Author/Editor     Orel, R
Title     Nekatere novosti na področju imunologije celiakije
Translated title     Some new aspects on the immunology of celiac disease
Type     članek
Source     Slov Pediatr
Vol. and No.     Letnik 7, št. Suppl 1
Publication year     2000
Volume     str. 75-8
Language     slo
Abstract     Celiac disease is characterised by a pathologic immune response to dietary gluten-derived antigens in genetically susceptible individuals, carrying characteristics of both food hypersensitivity and autoimmune disease. The effector phase of this abnormal immune response is rather well known. The T-cell mediated, and to a lesser degree the humoral immune mechanisms, take part in damaging the small bowel mucosa and in creating a clinical picture of celiac disease. Normal immune response to ingested food antigens is tolerance but in celiac patients an active immune response is generated against the gluten-derived antigens. Active immunity instead of immune tolerance is induced by the predominant T-helper Th1 type instead of the Th2 /Th3 type of response. A possible reason for this type of response are disturbances in the induction phase of immune response at the time of first contact of gluten-derived antigens with the gut immune system. The induction of a specific type of immune response could happen in a certain state of activation of the gut immune system caused by an infection, direct gluten toxicity, molecular mimicry between gluten and bacterial or viral superantigens, etc. Molecules of gliadin could act as lectines and bond to some of the HLA-molecules - this would explain the genetic predisposition linked to certain HLA genes. Celiac disease shares many characteristics of autoimmune diseases. One of them are the specific tissue antibodies such as endomysial, reticulin and jejunal antibodies. It seems that tissue transglutaminase (tTG) is one of the crucial antigens responsible for their formation. This enzyme is probably involved in the gliadin metabolism. Its action on gliadin molecules may expose new epitopes, responsible for the T lymphocyte activation. Gliadin-tTG complexes may act as a hapten-carrier and costimulate both T and B-lymphocytes to produce autoantibodies.
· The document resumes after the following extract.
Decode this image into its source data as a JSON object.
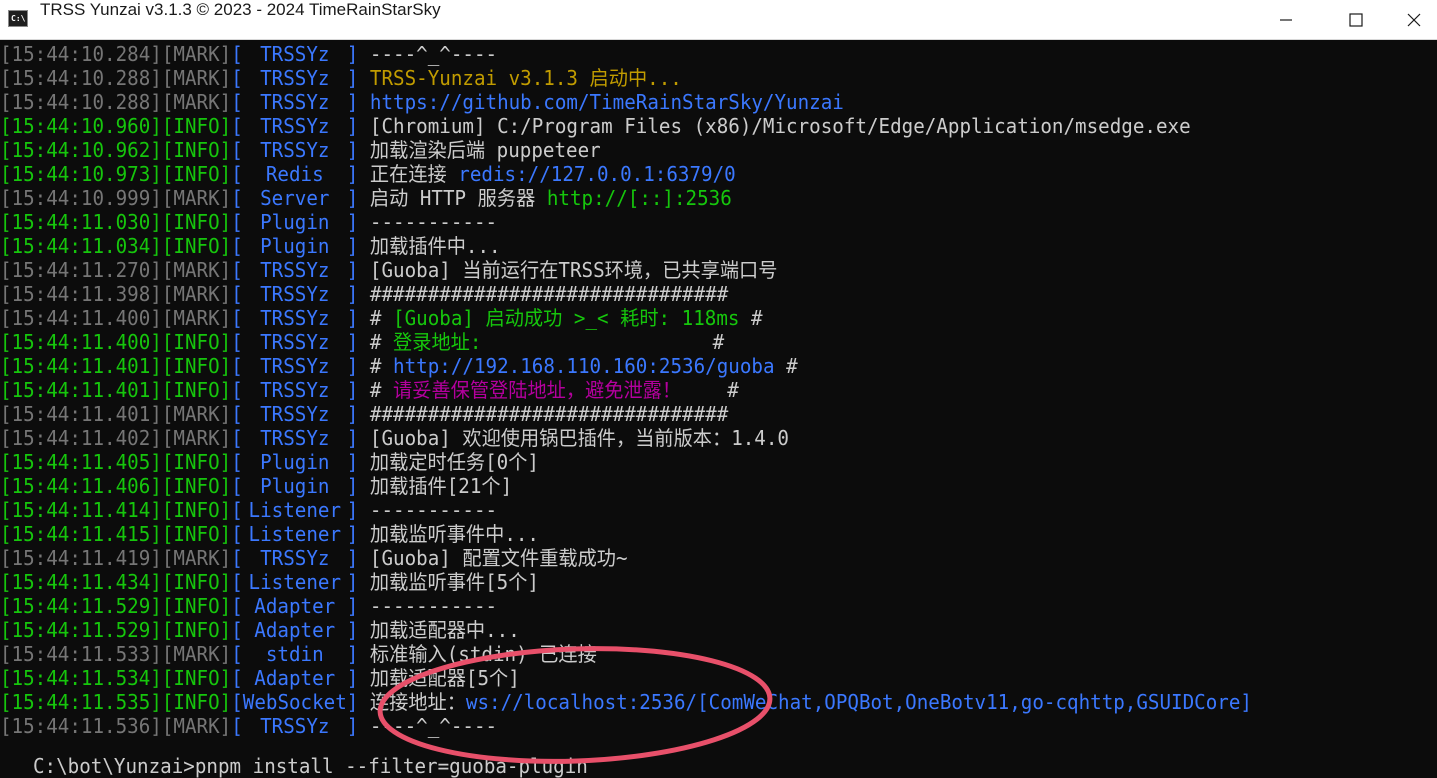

Summary     Celiakija je posledica nenormalnega imunskega odziva na antigene iz glutena pri osebah z genetsko pogojenim nagnjenjem. Ima tako značilnosti preobčutljivostne reakcije na prehranske alergene (alergije) kot avtoimune bolezni. Efektorski del nenormalnega imunskega odziva pri bolnikih s celiakijo je dokaj dobro znan. Vključuje mehanizme celičnega imunskega odziva in v manjši meri humoralnega, ki vodijo v nastanek sprememb v črevesni sluznici in simptomatsko bolezen. Normalen odziv črevesnega imunskega sistema na prehranske antigene je razvoj tolerance. Pri bolnikih s celiakijo pa se na antigene iz glutena razvije aktivna imunost. Prevladajo aktivnosti celic T pomagalk tipa Th1 nad tipom Th2/Th3. Možni vzrok so motnje, nastale v fazi indukcije imunskega odziva ob prvem srečanju črevesnega imunskega sistema z glutenom. Ta bi lahko potekala v posebnem vzburjenem stanju imunskega sistema npr. zaradi okužbe, direktne toksičnosti glutena, podobnosti med glutenskimi antigeni in mikrobnimi superantigeni; lahko pa bi se gliadinske molekule kot lektini vezali na nekatere molekule HLA, kar bi pojasnilo genetsko nagnjenost pri osebah z določenimi geni HLA. Celiakija ima številne značilnosti avtoimunih bolezni. Značilen je pojav specifičnih tkivnih protiteles, kot so endomizijska, retikulinska in jejunalna. Kaže, da je eden ključnih antigenov za njihovo tvorbo tkivna transglutaminaza (tTG), encim, ki je verjetno vpleten tudi v presnovo gliadina. Z encimskim delovanjem tTG se na gliadinskih molekulah razgalijo novi epitopi, kar lahko spodbudi T-limfocitni odziv. Kompleksi med gliadinom in tTG pa lahko kot hapten-nosilec ob hkratni stimulaciji limfocitov T sprožijo B-limfocitni odziv s tvorbo avtoprotiteles.